Cullen's older brother, Tom, told WABC the attack was unprovoked.
"He was viciously assaulted by a pack of youths," he said. "They beat him into unconsciousness, from which he never recovered."
Homeless people like Cullen can be some of the nation's most vulnerable crime targets.
The National Coalition for the Homeless documented 1650 acts of violence against the homeless by what it described as "housed perpetrators" between 1999 and 2015, according to a report released last year.
"These crimes are believed to have been motivated by the perpetrators' biases against people experiencing homelessness or by their ability to target homeless people with relative ease," the report says. "The crimes include an array of atrocities such as murder, beatings, rapes and even mutilations."
According to the report 428 homeless people were killed in the attacks during that 16-year period.
"Perpetrators of these attacks were generally males under age 30; most commonly they were teenage boys," the report concluded.
Last July, San Diego police arrested a man they said committed a string of deadly early-morning attacks on homeless men. Two of the victims were set on fire.
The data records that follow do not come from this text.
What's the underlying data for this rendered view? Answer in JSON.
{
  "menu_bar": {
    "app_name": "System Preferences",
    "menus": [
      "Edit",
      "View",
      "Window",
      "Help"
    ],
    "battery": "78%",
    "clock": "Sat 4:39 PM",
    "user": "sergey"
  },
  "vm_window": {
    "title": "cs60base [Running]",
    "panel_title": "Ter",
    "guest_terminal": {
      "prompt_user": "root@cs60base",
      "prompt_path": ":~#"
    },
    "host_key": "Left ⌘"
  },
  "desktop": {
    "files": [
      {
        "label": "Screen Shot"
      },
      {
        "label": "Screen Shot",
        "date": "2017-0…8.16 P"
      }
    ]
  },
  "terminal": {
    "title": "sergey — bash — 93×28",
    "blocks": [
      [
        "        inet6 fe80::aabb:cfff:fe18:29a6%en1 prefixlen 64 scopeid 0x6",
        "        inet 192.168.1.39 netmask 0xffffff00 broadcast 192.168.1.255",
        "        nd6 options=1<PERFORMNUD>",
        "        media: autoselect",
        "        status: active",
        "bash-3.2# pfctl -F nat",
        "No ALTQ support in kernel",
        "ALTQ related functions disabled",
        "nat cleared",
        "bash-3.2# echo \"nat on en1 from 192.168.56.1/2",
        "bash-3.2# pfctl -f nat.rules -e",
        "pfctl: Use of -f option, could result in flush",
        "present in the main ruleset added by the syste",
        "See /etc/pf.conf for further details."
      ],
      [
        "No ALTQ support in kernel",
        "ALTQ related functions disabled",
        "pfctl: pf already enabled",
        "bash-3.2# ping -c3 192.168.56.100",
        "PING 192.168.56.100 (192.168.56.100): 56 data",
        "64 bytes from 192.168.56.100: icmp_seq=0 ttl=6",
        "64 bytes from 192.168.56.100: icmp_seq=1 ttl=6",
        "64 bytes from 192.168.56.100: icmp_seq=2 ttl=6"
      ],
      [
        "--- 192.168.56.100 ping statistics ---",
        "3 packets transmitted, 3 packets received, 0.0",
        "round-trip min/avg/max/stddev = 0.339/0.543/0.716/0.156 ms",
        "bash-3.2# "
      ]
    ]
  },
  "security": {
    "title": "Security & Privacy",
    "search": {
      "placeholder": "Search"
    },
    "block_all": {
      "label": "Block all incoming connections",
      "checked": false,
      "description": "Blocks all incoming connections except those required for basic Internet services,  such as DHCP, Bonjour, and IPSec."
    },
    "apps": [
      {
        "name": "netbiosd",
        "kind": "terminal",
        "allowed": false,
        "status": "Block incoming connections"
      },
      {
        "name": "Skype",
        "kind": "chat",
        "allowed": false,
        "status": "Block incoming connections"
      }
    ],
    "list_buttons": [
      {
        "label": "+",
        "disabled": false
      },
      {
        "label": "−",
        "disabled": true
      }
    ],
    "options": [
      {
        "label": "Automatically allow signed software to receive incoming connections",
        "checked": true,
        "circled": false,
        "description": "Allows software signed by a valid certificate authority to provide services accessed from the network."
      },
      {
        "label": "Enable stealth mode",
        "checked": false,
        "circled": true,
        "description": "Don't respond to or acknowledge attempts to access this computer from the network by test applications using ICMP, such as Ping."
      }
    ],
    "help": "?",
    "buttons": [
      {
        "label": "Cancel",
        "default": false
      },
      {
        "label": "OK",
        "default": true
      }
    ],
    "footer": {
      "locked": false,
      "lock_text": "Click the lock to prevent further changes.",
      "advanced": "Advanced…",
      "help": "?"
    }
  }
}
By the time Anthony Alexander Padgett was in handcuffs, police said two homeless men were dead and two others had serious injuries.
"It's scary to think this could happen to me," 35-year-old Chris Moton, who is homeless, told the San Diego Union-Tribune. He said he and other homeless people had begun sleeping in packs as police scoured the city for the killer.
In Las Vegas, police say someone used a hammer to bash in the heads of two homeless men — suspected "thrill kills" carried out solely for the rush of taking another person's life, according to the Review-Journal.
According to the Washington Post's Derek Hawkins, police used a decoy to catch a suspect.
"The decoy mannequin was staged in a manner which would have made it impossible for [the suspect Shane] Schindler to have determined the mannequin was not a human being before he struck," police said in the arrest report.
Police had a camera pointed at the scene. It showed Schindler walk past the decoy three times. Then he pulled a 1.8kg engineer's hammer from a pizza bag he was holding.
The Las Vegas Sun reported he "swung the hammer with both arms to "generate maximum force to his blow".
In Philadelphia this week, Cullen's family, suddenly thrust into the spotlight, was trying to stress to the community their dead loved one was more than just a man who lived on the streets.
He had problems and battled homelessness, but he wasn't a violent man, or even a mean one, Cullen's younger brother, Mark, told the Philadelphia Inquirer.
"He'd be somebody you'd see on the street all the time, and maybe you'd help him out, maybe you wouldn't," said his younger brother Mark, 54, who told the newspaper he slept on the bunk beneath Kevin growing up. "But he wasn't aggressive or mean or any of those things."
Now family members are planning a community memorial and making funeral arrangements as they come to grips with Cullen's violent death.
"It's going to haunt me for a long time," Mark Cullen said.